Seorang aktivis HTI mengajak Tuan Guru Bajang Zainul Majdi untuk berjuang mendirikan khilafah. Pasalnya, aktivis HTI yang bertanya dalam diskusi tersebut menilai umat Islam dalam kondisi lemah, tidak berdaya, tidak ada pemimpin Muslim yang kuat, dan kita tidak mampu membantu persoalan umat Islam di negara lain, karena dibatasi sekat negara. Lahirnya negara bangsa dipahami HTI sebagai pemecah-belah persatuan umat Islam.
TGB memahami lahirnya negara bangsa berbeda dengan aktivis HTI. Menurut alumni Al-Azhar tersebut, lahirnya negara bangsa memiliki konteks. Konteks kelahiran negara bangsa Indonesia berbeda dengan Timur-Tengah. Negara bangsa di Timur-Tengah kerapkali dikritik karena memecah-belah kekuatan umat Islam, yang sebelumnya berada dalam naungan satu pemerintahan. Sementara di Indonesia, negara bangsa justru menyatukan, tidak memecah-belah.
“Banyak sekali kerajaan di Indonesia ketika lahir Indonesia, kekuatan kecil itu menyatu menjadi kekuatan besar umat Islam yang ada di Indonesia” Ungkap Tuan Guru Bajang.
Konteks lahirnya negara bangsa dan tumbuhnya nasionalisme itu perlu diperhatikan agar tidak salah kaprah. “Mari kita cermati konteks lahirnya negara bangsa, tumbuhnya nasionalisme” Kata Tuan Guru Bajang. Kemudian, membantu umat Islam yang ada di negara lain, tidak mesti kita berada dalam satu pemerintahan atau satu kekhalifahan.

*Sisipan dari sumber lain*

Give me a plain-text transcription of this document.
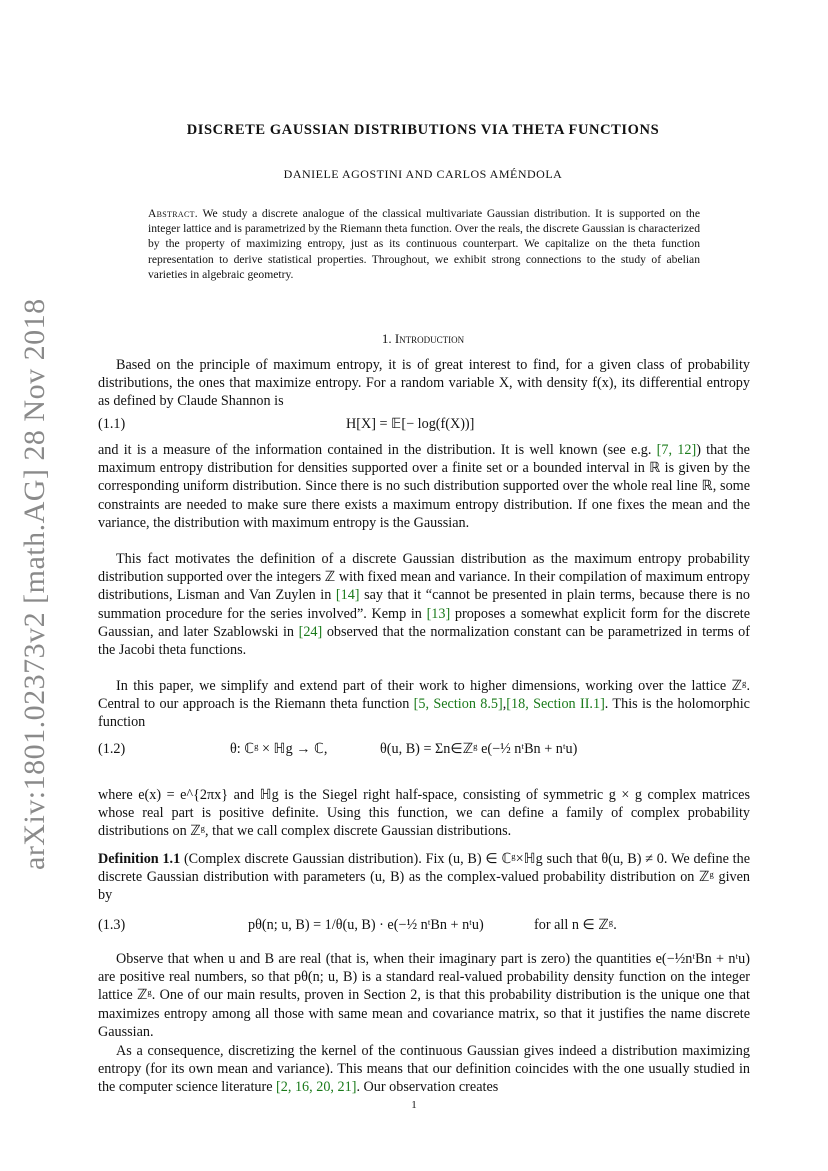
arXiv:1801.02373v2 [math.AG] 28 Nov 2018
DISCRETE GAUSSIAN DISTRIBUTIONS VIA THETA FUNCTIONS
DANIELE AGOSTINI AND CARLOS AMÉNDOLA
Abstract. We study a discrete analogue of the classical multivariate Gaussian distribution. It is supported on the integer lattice and is parametrized by the Riemann theta function. Over the reals, the discrete Gaussian is characterized by the property of maximizing entropy, just as its continuous counterpart. We capitalize on the theta function representation to derive statistical properties. Throughout, we exhibit strong connections to the study of abelian varieties in algebraic geometry.
1. Introduction

Based on the principle of maximum entropy, it is of great interest to find, for a given class of probability distributions, the ones that maximize entropy. For a random variable X, with density f(x), its differential entropy as defined by Claude Shannon is

(1.1)	H[X] = 𝔼[− log(f(X))]

and it is a measure of the information contained in the distribution. It is well known (see e.g. [7, 12]) that the maximum entropy distribution for densities supported over a finite set or a bounded interval in ℝ is given by the corresponding uniform distribution. Since there is no such distribution supported over the whole real line ℝ, some constraints are needed to make sure there exists a maximum entropy distribution. If one fixes the mean and the variance, the distribution with maximum entropy is the Gaussian.

This fact motivates the definition of a discrete Gaussian distribution as the maximum entropy probability distribution supported over the integers ℤ with fixed mean and variance. In their compilation of maximum entropy distributions, Lisman and Van Zuylen in [14] say that it “cannot be presented in plain terms, because there is no summation procedure for the series involved”. Kemp in [13] proposes a somewhat explicit form for the discrete Gaussian, and later Szablowski in [24] observed that the normalization constant can be parametrized in terms of the Jacobi theta functions.

In this paper, we simplify and extend part of their work to higher dimensions, working over the lattice ℤᵍ. Central to our approach is the Riemann theta function [5, Section 8.5],[18, Section II.1]. This is the holomorphic function

(1.2)	θ: ℂᵍ × ℍg → ℂ,	θ(u, B) = Σn∈ℤᵍ e(−½ nᵗBn + nᵗu)

where e(x) = e^{2πx} and ℍg is the Siegel right half-space, consisting of symmetric g × g complex matrices whose real part is positive definite. Using this function, we can define a family of complex probability distributions on ℤᵍ, that we call complex discrete Gaussian distributions.

Definition 1.1 (Complex discrete Gaussian distribution). Fix (u, B) ∈ ℂᵍ×ℍg such that θ(u, B) ≠ 0. We define the discrete Gaussian distribution with parameters (u, B) as the complex-valued probability distribution on ℤᵍ given by

(1.3)	pθ(n; u, B) = 1/θ(u, B) · e(−½ nᵗBn + nᵗu)	for all n ∈ ℤᵍ.

Observe that when u and B are real (that is, when their imaginary part is zero) the quantities e(−½nᵗBn + nᵗu) are positive real numbers, so that pθ(n; u, B) is a standard real-valued probability density function on the integer lattice ℤᵍ. One of our main results, proven in Section 2, is that this probability distribution is the unique one that maximizes entropy among all those with same mean and covariance matrix, so that it justifies the name discrete Gaussian.

As a consequence, discretizing the kernel of the continuous Gaussian gives indeed a distribution maximizing entropy (for its own mean and variance). This means that our definition coincides with the one usually studied in the computer science literature [2, 16, 20, 21]. Our observation creates

1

Dalam sistem negara bangsa pun membantu saudara di negara lain sangat memungkinkan. Masalahnya sebetulnya bukan pada bentuk negara, tetapi kesadaran.
“Masalahnya bukan di satu khalifah atau tidak. Tapi bagaimana kesadaran. Membangun kesadaran itu penting. Membangun kesadaran bisa dilaksanakan apapun sistem pemerintahan. Karena kesadaran itu tumbuh di tengah-tengah kita” Tegas Tuan Guru Bajang.
TGB mempertanyakan kenapa Hizbut Tahrir tidak membaiat Abu Bakar al-Baghdadi, pimpinan ISIS, sebagai khalifah. Padahal al-Baghdadi sudah memploklamirkan diri sebagai khalifah. “Kenapa tidak dibaiat saja? Kan sudah ada, ngak usah capek-capek nyari” Tanya TGB. Pertanyaan ini diajukan sebagai kritik terhadap pendukung khilafah. Faktanya, penerapan dari gagasan khilafah tidak seindah dan semudah yang dikampanyekan.
“Teman-teman yang mengusung ide kekhalifahan pun, ketika sampai pada tataran praktis, konkrit, bagaimana mengimplementasikan, itu pun serta merta tidak berbanding lurus dengan teori-teori yang disampaikan” Tegas Tuan Guru Bajang.